Enfrento las tareas de la jornada con el mismo desapego autómata de todos los días. La naturaleza mecánica de mi profesión me resulta infinitamente atractiva. La vida y sus porvenires ya son de por sí complejos y no merecen ser corrompidos con sentimientos fútiles. Pienso en una enredadera de curubo que decora mi jardín: esta

crece buscando las condiciones óptimas para su desarrollo, nunca parando a pensar en cómo se siente con su forma de crecer o si sus flores y frutos van a enorgullecer a una familia de curubos ilustres. La enredadera crece mecánicamente hasta cumplir su propósito y en el desarrollo de dicho propósito logra alcanzar un elevado valor estético. Hasta que deja de existir. Hay algo tan profundamente bello en existir, tan innegable, que no cambia con la no existencia. Aunque el día se va agotando, no he pensado en las posibles repercusiones de mi repentina ausencia. Me resulta nauseabundo que la gente piense en esta acción como algún tipo de declaración artística, que logre hacer de mi discreto paso por el planeta un evento notable. La invisibilidad constante ha sido hasta el día de hoy mi mayor logro. No comprendo la inagotable necesidad de validar cada momento a través de acciones que en el fondo

no son más que esfuerzos vacíos y deshonestos. Pareciera que la manera como nos relacionamos con el universo sólo pudiera adquirir su verdadera autenticidad si logramos aceptar una serie de complicados términos y condiciones con completo desinterés.

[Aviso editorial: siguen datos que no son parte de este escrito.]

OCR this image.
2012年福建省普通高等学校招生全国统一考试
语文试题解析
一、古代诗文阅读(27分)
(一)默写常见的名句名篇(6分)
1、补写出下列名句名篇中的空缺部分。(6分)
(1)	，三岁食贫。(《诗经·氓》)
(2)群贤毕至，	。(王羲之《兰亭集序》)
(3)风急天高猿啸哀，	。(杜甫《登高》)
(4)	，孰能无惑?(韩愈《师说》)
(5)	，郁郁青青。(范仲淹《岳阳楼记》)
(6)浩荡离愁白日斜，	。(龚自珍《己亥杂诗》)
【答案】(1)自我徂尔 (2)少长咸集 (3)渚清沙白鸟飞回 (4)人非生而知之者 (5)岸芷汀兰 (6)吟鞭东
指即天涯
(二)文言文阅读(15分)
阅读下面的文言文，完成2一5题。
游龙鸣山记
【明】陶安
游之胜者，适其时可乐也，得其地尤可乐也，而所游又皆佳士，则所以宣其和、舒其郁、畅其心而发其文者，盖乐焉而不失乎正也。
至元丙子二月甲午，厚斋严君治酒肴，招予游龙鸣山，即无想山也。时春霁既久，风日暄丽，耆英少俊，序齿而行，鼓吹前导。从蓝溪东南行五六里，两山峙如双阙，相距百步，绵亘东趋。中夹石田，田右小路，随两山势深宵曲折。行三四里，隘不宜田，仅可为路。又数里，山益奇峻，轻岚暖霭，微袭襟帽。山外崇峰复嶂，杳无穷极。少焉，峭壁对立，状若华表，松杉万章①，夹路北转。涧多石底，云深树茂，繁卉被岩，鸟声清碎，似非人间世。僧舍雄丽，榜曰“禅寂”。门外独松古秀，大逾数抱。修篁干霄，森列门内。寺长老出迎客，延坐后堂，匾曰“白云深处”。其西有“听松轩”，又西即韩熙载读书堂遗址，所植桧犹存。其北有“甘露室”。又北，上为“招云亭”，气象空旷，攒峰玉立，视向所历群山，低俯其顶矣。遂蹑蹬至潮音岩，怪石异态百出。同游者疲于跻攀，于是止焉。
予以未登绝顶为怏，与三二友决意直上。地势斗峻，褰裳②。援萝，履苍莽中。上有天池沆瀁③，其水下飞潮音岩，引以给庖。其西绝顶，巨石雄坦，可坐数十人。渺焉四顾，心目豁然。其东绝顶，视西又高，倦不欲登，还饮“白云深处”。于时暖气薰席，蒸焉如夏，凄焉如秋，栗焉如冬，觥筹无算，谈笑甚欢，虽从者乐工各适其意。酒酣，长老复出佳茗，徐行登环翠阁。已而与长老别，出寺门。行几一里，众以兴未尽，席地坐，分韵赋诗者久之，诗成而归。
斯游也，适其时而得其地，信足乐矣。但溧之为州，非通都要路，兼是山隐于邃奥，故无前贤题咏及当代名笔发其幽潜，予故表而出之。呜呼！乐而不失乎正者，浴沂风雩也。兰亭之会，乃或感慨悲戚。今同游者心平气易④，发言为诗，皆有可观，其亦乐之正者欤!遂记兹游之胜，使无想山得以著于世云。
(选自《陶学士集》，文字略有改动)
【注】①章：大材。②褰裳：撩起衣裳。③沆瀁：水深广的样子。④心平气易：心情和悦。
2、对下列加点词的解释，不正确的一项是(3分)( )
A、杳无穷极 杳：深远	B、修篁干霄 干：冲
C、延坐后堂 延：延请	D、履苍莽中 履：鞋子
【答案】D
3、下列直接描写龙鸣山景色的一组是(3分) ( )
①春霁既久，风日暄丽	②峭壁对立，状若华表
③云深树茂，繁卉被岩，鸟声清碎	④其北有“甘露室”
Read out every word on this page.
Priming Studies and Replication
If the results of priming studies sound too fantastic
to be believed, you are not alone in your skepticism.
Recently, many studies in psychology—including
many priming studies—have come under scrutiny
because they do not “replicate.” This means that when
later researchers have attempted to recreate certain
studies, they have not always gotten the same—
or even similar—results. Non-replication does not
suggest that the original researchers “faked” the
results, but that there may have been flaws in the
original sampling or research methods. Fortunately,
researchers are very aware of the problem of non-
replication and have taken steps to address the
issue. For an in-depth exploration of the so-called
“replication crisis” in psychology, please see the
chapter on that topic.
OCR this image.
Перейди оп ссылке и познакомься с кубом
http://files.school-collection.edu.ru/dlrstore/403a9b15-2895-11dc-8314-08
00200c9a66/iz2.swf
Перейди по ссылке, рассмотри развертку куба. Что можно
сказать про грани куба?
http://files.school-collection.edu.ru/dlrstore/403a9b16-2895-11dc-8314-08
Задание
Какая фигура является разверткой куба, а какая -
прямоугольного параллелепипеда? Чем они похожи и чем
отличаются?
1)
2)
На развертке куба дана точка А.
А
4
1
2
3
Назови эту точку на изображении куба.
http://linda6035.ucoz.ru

Llego a casa y me preparo la última taza. El último segmento del día se empieza a desplegar con una claridad cósmica. El recetario del tránsito mortal sugiere que en este momento de la preparación se agregue una dosis significante de arrepentimiento, esto con el fin de evitar una cocción prematura e indeseada. Este arrepentimiento tiene que venir de una remembranza primordial, que cumpla todos los clichés de la fenomenología óptica (ej. luz al final del túnel, imágenes apreciadas apareciendo y desapareciendo etc.), que a su vez logre activar una cadena compleja de dominós, comenzando en alguna profunda fibra myocardial, y culminando, satisfactoriamente, en corteza medial orbitofrontal. Este ejercicio requiere de una reserva de glucógeno considerable que no poseo.

Me invade un repentino agotamiento. Considero reprogramar este ejercicio; después de todo, y teniendo en cuenta mi aparente buen estado de salud, se podría decir que el calendario queda bastante abierto. Pienso en las incontables veces que he pospuesto esta tarea. Llevo años eligiendo el día perfecto para acabar con mi existencia y siempre llegando a la misma conclusión. Recuerdo el amanecer, bañando con su gracia el curubo florecido. Él también lleva posponiendo la misma tarea durante un largo tiempo. Tal vez todo esto sea una señal de esas que nos pasamos la vida buscando, o tal vez, mañana simplemente sea un mejor día para dejar de existir.